From:
https://www.merckvetmanual.com/dige...ase-in-small-animals/feline-hepatic-lipidosis
Nutritional support is the cornerstone of recovery (see
Nutrition in Hepatic Disease in Small Animals). Feeding is initiated after the cat is rehydrated and has reasonable electrolyte balance, because these are requisite factors enabling normal enteric motility.
Because cats with HL are in metabolic liver failure, appetite stimulants are inappropriate; diazepam, oxazepam, cyproheptidine, and mirtazepine should not be used and will not recover an affected cat. Occasionally, an appetite stimulant may help initiate feeding early in syndrome development.
A palatable odiferous food should be offered initially. If the cat salivates or objects, all food should be removed because of the risk of inducing a "food aversion syndrome." If oral feeding is not tolerated, feeding a liquid diet (eg, CliniCare®) with supplements via a nasoesophageal tube is cautiously initiated as a first step. A 5–10 mL volume of tepid water is administered first to assess the cat’s tolerance and response. If no vomiting or signs of discomfort are noted, the process is repeated with liquefied food. After a few days of nasoesophageal feeding, if the cat is judged to be a reasonable anesthetic risk, an esophagostomy tube (E-tube) is placed with the distal tip 2–4 cm craniad to the esophageal-gastric junction. This should be documented with a lateral thoracic radiograph.
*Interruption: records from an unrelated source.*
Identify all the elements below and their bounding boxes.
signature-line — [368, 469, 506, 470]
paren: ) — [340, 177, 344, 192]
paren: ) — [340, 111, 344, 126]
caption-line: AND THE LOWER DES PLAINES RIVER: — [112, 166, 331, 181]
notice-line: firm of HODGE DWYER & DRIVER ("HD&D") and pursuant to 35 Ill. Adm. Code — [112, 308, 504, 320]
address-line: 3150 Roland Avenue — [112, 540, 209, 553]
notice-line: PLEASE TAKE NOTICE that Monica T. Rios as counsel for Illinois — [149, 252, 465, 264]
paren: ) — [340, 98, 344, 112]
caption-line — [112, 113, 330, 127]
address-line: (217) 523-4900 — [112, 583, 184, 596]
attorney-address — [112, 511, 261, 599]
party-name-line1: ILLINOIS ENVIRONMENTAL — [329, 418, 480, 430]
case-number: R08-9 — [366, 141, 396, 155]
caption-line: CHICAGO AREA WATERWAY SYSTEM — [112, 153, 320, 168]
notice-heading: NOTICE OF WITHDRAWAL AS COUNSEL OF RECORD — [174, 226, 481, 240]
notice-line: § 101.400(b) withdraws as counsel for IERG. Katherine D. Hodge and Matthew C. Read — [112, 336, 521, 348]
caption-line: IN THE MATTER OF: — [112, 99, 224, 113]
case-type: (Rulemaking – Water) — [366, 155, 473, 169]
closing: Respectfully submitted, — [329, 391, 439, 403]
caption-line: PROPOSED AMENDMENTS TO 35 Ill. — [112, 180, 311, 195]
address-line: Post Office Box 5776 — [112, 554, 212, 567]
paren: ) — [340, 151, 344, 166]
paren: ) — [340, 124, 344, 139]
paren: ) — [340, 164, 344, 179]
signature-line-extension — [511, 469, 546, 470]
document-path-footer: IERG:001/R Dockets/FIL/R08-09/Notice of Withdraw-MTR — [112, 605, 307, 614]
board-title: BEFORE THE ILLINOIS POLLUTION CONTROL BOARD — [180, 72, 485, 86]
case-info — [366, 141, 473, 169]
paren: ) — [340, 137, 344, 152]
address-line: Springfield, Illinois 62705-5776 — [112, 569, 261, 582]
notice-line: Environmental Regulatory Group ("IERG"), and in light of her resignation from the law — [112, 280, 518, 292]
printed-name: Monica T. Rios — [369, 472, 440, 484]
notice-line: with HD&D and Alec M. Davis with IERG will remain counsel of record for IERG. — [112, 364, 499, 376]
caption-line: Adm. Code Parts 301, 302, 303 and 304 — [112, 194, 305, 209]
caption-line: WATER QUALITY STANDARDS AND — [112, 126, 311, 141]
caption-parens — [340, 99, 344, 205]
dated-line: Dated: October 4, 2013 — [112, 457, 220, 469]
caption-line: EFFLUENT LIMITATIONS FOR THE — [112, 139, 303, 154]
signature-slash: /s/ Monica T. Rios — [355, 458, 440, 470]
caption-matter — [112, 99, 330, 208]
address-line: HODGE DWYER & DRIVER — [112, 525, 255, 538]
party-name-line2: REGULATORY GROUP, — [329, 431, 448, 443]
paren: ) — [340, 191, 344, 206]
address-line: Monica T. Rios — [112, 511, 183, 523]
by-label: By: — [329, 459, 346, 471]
A high-protein, calorie-dense, balanced feline diet is recommended for E-tube feeding. Only rarely should a protein-restricted diet be used, because protein restriction can aggravate hepatic lipid accumulation. Rather, use of lactulose and oral amoxicillin or low-dose metronidazole (7.5 mg/kg, bid) can optimize nitrogen tolerance to allow feeding of a normal feline diet (these measures modify enteric flora, substrate utilization, and increase colonic catharsis or cleansing). A number of metabolic supplements have improved recovery of affected cats: taurine (250–500 mg/cat/day), medical grade liquid oral l-carnitine (250–500 mg/cat/day), vitamin E (10 IU/kg/day), and potassium gluconate (if hypokalemia is persistent).
Initial feedings are small and given frequently or by constant-rate infusion. On the first day, one-third to one-half of the cat’s energy requirements are fed; the amount fed is then gradually increased over the next 2–4 days to the ideal intake. If vomiting occurs, electrolytes must be rechecked, feeding tube position verified, and factors relevant to the underlying disease process considered. Metoclopramide (0.05–0.1 mg/kg, IM, up to tid, or 0.25–0.5 mg/kg divided per day as a constant-rate infusion), ondansetron (0.025 mg/kg, IV, up to bid), or maropitant (1 mg/kg/day, no more than 5 days) may be used as antiemetics. Enteric motility may be stimulated by exercise during owner visits.
To avert development of hypophosphatemia induced by re-feeding, which can cause weakness, hemolysis, encephalopathy, and other adverse effects, serum phosphorus concentrations should be serially monitored and supplemental potassium phosphate judiciously provided. Routine IV potassium phosphate supplementation is administered when feeding is initiated to obviate persistent or feeding-induced hypophosphatemia. If gastritis is suspected, an H2-blocker (eg, famotidine or ranitidine) may be used, and carafate administered PO (but not via E-tube). If the cat tolerates oral medications, SAMe at 40 mg/kg/day is given between meals once N-acetylcysteine treatment is completed. SAMe supplementation must be accompanied by sufficient B12, folate, and other water-soluble vitamins to ensure optimal metabolic benefit (metabolism to glutathione and methyl group donation for transmethylation reactions). Use of ursodeoxycholate in HL may be detrimental because TSBAs are extraordinarily high in these cats and because bile acid profiles resemble those associated with EHBDO (increased secondary bile acids). All bile acids are toxic to cells in high concentrations and, in HL, bile acids are seemingly trapped by canalicular compression.
In the rare circumstance that signs of HE are encountered, lactulose, amoxicillin, or low-dose metronidazole (≤7.5 mg/kg, PO, bid) may be useful. In symptomatic pancreatitis, feeding distal to the pancreas is done using a constant-rate infusion of CliniCare® mixed with supplemental pancreatic enzymes through a jejunostomy tube. Alternatively, parenteral nutrition can be provided, although this may delay recovery and provoke hepatic triglyceride retention.
Prognosis for cats with HL is good with early diagnosis, full treatment support, and control of underlying disease. Monitoring liver enzymes has no value in predicting recovery. However, a decline in total bilirubin by 50% within the first 7–10 days portends an excellent chance of full recovery. Concurrent pancreatitis is a poor prognostic indicator. Monitoring ALP of obese cats undergoing weight reduction may identify emerging HL that will allow suspension of the weight loss program and early treatment intervention. Recurrence of HL is rare in recovered cats.